Dans le flot des comédies d’été, Un jour, peut-être fait preuve d’une certaine originalité dans son fondement scénaristique : reprenant un certain nombre de « nouveautés » déblayées par Little Miss Sunshine dont son actrice principale, le réalisateur inconnu au bataillon Adam Brooks tente de donner, souvent vainement, un peu de piquant visuel à une comédie légère qui ne sombre pas totalement dans le convenu.

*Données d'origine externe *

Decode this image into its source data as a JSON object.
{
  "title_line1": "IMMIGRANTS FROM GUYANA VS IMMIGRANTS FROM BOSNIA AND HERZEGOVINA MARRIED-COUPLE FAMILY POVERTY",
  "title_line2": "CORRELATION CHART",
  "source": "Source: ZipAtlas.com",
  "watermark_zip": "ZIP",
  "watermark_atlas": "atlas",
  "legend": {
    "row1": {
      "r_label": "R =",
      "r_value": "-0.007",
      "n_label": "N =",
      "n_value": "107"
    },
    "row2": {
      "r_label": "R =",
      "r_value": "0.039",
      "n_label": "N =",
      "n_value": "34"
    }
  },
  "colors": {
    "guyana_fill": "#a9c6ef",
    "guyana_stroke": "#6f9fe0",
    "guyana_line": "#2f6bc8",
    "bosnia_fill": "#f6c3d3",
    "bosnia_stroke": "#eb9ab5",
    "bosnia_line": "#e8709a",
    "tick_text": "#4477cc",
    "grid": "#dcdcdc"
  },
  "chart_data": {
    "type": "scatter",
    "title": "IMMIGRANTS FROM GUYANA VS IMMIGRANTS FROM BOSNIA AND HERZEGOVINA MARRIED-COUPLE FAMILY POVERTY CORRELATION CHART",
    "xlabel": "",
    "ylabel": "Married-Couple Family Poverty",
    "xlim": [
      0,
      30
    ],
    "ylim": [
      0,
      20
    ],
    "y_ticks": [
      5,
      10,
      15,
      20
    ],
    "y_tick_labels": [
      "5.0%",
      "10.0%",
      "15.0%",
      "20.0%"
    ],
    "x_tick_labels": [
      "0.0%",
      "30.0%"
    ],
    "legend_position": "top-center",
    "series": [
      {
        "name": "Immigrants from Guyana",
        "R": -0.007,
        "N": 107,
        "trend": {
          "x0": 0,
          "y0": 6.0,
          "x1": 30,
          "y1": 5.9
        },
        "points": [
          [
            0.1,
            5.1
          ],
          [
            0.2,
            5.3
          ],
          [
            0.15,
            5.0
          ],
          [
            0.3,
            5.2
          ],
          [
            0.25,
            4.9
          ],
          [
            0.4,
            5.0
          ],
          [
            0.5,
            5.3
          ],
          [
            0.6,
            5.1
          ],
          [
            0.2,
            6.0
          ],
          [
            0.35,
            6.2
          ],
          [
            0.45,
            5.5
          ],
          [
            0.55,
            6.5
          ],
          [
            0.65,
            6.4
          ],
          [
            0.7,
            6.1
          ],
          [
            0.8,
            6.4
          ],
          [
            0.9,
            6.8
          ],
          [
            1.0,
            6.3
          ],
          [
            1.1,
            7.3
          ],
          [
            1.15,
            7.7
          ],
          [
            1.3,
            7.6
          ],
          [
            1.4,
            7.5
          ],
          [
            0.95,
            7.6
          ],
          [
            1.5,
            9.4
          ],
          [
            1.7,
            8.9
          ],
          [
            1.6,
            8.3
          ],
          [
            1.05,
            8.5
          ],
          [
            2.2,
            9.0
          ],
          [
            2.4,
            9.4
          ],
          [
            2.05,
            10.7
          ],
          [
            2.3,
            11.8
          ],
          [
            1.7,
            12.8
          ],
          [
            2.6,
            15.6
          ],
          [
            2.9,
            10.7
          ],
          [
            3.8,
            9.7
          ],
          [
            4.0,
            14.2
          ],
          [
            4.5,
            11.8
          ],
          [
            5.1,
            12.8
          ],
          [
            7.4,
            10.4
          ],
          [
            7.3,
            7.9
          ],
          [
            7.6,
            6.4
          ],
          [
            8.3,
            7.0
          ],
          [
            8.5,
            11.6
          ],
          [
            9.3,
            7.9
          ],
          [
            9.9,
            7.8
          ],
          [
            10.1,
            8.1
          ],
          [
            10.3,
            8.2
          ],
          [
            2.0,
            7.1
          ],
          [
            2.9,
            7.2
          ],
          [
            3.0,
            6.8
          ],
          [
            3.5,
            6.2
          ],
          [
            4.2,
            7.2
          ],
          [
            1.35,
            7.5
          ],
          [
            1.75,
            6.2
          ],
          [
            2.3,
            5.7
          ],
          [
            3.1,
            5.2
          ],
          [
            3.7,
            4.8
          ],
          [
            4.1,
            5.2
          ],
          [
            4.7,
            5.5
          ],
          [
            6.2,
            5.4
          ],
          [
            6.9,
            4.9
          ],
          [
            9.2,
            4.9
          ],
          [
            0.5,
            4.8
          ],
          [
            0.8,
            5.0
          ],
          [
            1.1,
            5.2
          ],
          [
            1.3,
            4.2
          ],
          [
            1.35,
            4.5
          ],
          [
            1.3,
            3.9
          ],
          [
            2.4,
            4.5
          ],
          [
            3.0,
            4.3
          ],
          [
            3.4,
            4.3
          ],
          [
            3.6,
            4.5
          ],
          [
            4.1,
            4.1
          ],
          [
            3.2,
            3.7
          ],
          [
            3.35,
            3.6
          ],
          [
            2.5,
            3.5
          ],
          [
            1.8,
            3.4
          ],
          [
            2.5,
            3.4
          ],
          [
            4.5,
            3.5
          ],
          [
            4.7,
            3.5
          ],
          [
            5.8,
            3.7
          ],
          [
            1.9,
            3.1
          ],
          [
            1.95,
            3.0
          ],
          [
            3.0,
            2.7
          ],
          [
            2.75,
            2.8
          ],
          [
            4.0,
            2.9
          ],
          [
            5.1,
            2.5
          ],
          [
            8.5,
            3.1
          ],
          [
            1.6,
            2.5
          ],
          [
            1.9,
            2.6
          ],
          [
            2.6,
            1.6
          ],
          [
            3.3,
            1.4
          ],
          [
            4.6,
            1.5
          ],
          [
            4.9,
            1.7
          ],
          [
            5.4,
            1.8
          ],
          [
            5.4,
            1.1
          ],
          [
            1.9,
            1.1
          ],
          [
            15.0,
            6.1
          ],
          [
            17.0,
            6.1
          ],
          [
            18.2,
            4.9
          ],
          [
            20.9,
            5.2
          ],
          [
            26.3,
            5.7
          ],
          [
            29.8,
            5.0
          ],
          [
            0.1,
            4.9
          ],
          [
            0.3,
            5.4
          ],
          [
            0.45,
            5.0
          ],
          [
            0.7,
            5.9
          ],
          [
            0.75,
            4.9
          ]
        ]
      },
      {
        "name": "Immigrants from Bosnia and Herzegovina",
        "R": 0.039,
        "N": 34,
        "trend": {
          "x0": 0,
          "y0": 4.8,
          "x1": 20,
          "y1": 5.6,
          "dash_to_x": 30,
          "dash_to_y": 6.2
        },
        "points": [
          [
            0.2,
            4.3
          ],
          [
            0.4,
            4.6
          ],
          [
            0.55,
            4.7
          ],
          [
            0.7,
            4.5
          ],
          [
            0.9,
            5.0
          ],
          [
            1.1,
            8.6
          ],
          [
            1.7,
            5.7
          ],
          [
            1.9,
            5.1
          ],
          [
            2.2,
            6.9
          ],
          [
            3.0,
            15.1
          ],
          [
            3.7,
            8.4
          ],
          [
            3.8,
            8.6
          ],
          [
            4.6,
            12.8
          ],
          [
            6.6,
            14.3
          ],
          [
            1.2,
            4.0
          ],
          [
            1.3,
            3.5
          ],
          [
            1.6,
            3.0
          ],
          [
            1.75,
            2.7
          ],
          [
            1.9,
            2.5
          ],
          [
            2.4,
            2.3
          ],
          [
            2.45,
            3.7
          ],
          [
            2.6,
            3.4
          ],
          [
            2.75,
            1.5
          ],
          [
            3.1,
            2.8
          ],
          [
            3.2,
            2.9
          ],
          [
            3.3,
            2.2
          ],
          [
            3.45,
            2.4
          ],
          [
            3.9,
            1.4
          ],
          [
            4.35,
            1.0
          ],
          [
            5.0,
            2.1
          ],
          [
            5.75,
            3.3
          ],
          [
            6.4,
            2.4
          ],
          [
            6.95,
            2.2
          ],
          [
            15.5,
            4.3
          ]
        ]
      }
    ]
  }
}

Les enfants stars reviennent à la mode à Hollywood : pas si éloignée de la petite effrontée Shirley Temple, Abigail Breslin incarne pourtant le développement dans le cinéma de studios d’un nouveau rapport entre parents et enfants. Dans Little Miss Sunshine, la petite Olive était à l’origine du road-movie et de l’évolution de chaque personnage. Loin de la famille déjantée du film gentillet de Jonathan Dayton et Valerie Faris, Un jour peut-être met en scène une famille désunie : Will, père fraîchement divorcé de Maya, tente de convaincre sa fille que la séparation de ses parents n’est pas nécessairement la fin du monde. En demande d’explications, Maya veut savoir pourquoi l’amour s’efface, et connaître en premier lieu l’histoire de ses géniteurs. Will lui propose alors un marché : il lui racontera l’histoire des trois femmes qui ont composé sa vie, elle devra deviner laquelle est devenue sa mère. L’enfant est alors dans une position intéressante : celle de comprendre l’adulte et, en quelque sorte, d’en expliquer le comportement voire de l’aider à prendre une décision. Il est assez curieux de constater la finesse, malgré tout, de ce devoir créé ou non par l’enfant lui-même : Maya doit avoir un raisonnement bien plus mature que le sien pour entrer dans les amourettes d’adolescence et de « jeunesse » de son père, doit décrypter les rapports amoureux… mais la naïveté, et c’est le point fort de ce genre de films, permet des coquetteries de dialogues comme dans cette scène assez savoureuse ‑même si elle est classique- où l’enfant donne une leçon au père en lui demandant le mot masculin pour « traînée ».
Le problème est que lorsque l’on mise sur la personnalité d’un enfant, les adultes, s’ils ne sont pas tout aussi hauts en couleurs, semblent assez fades. C’est donc au niveau de ces derniers que l’on retrouve quelques discours moralisateurs qui jurent dans ce genre de comédies censées brosser des portraits davantage vitriolés que sucroteux. Les trois histoires d’amour naissantes sont donc mignonnes mais n’échappent pas aux clichés : la première est son amie d’enfance un peu coincée et effrayée par la ville urbaine, la deuxième est sympathique mais excentrique donc Will n’imagine pas faire sa vie avec elle, la troisième est une mangeuse d’homme qui révèle son sentimentalisme devant l’amour de sa vie, un auteur génial à succès un brin caricatural. On ne nous épargne pas non plus le discours anti-tabac, le pente dangereuse des déprimés qui boivent de l’alcool, et le chic de la réplique en français… tout cela est bien dommage, parce que le scénario comportait en son essence un duo père-fille moderne finalement trop peu exploité face à la comédie sentimentale pure. Comme Little Miss Sunshine, Un jour peut-être est un coup d’épée, agréable, qui n’en finit pas moins dans l’eau.